A deep breath. Then he flung the rocks with all his strength.

Glass shattered, clattered, crashed to the ground. The dogs on the sidewalk turned as one and charged toward the house, yowling and barking.

“Now!”

And Yuri was running.

The four of them surged up the street, speeding past the bleeding, squealing pig-thing, through the swirling, snapping dogs with their stink and teeth and skin-masked eyes. One lunged at Yuri but he twisted aside. Howls rose over the tin roofs.    

Their boots pounded on the pavement. They flew past the pumps. Kaspar reached the station first, flung the convenience store door open. Gleb bundled his boss inside. Yuri followed last, half-expecting teeth to sink into his leg any second.
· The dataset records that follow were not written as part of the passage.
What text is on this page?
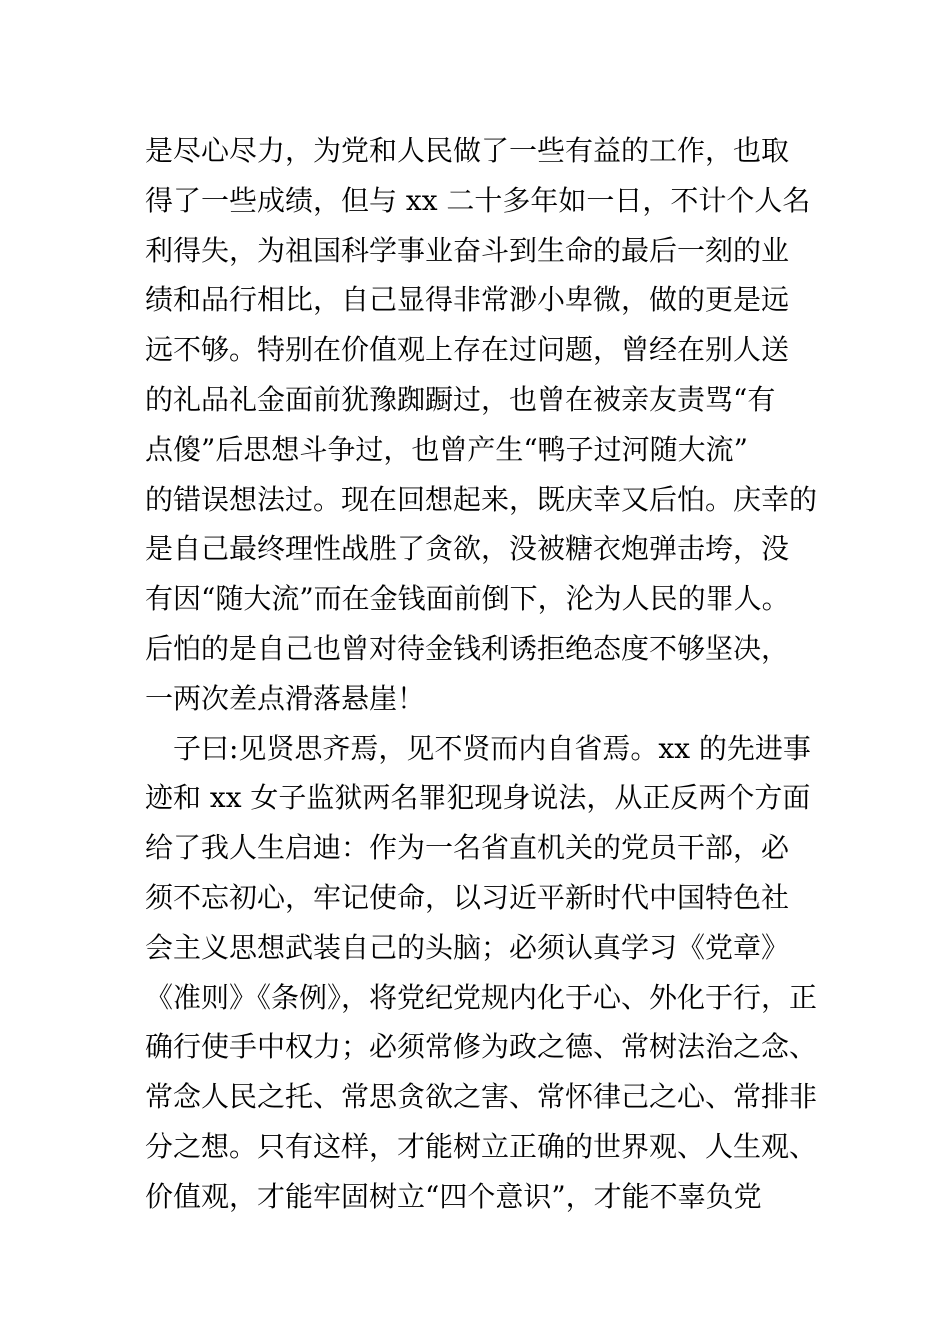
是尽心尽力，为党和人民做了一些有益的工作，也取
得了一些成绩，但与 xx 二十多年如一日，不计个人名
利得失，为祖国科学事业奋斗到生命的最后一刻的业
绩和品行相比，自己显得非常渺小卑微，做的更是远
远不够。特别在价值观上存在过问题，曾经在别人送
的礼品礼金面前犹豫踟蹰过，也曾在被亲友责骂“有
点傻”后思想斗争过，也曾产生“鸭子过河随大流”
的错误想法过。现在回想起来，既庆幸又后怕。庆幸的
是自己最终理性战胜了贪欲，没被糖衣炮弹击垮，没
有因“随大流”而在金钱面前倒下，沦为人民的罪人。
后怕的是自己也曾对待金钱利诱拒绝态度不够坚决，
一两次差点滑落悬崖！
子曰:见贤思齐焉，见不贤而内自省焉。xx 的先进事
迹和 xx 女子监狱两名罪犯现身说法，从正反两个方面
给了我人生启迪：作为一名省直机关的党员干部，必
须不忘初心，牢记使命，以习近平新时代中国特色社
会主义思想武装自己的头脑；必须认真学习《党章》
《准则》《条例》，将党纪党规内化于心、外化于行，正
确行使手中权力；必须常修为政之德、常树法治之念、
常念人民之托、常思贪欲之害、常怀律己之心、常排非
分之想。只有这样，才能树立正确的世界观、人生观、
价值观，才能牢固树立“四个意识”，才能不辜负党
A second later he was sliding across the floor. Kaspar slammed the door shut. Blind dogs milled outside, feral and frustrated, but their barks were muffled by the thick glass and the only real sound was Nikolai’s retching breaths and Yuri’s own heart beating in his ears.

Trembling, Yuri stood. He swayed. The headache was gone but his nose was still bleeding. He fished a kerchief from his pocket but before he could staunch the flow, fat drops spattered on the floor. One by his boot made a perfect crimson circle. On the mud-smeared blue tile, it looked exactly like the sunset.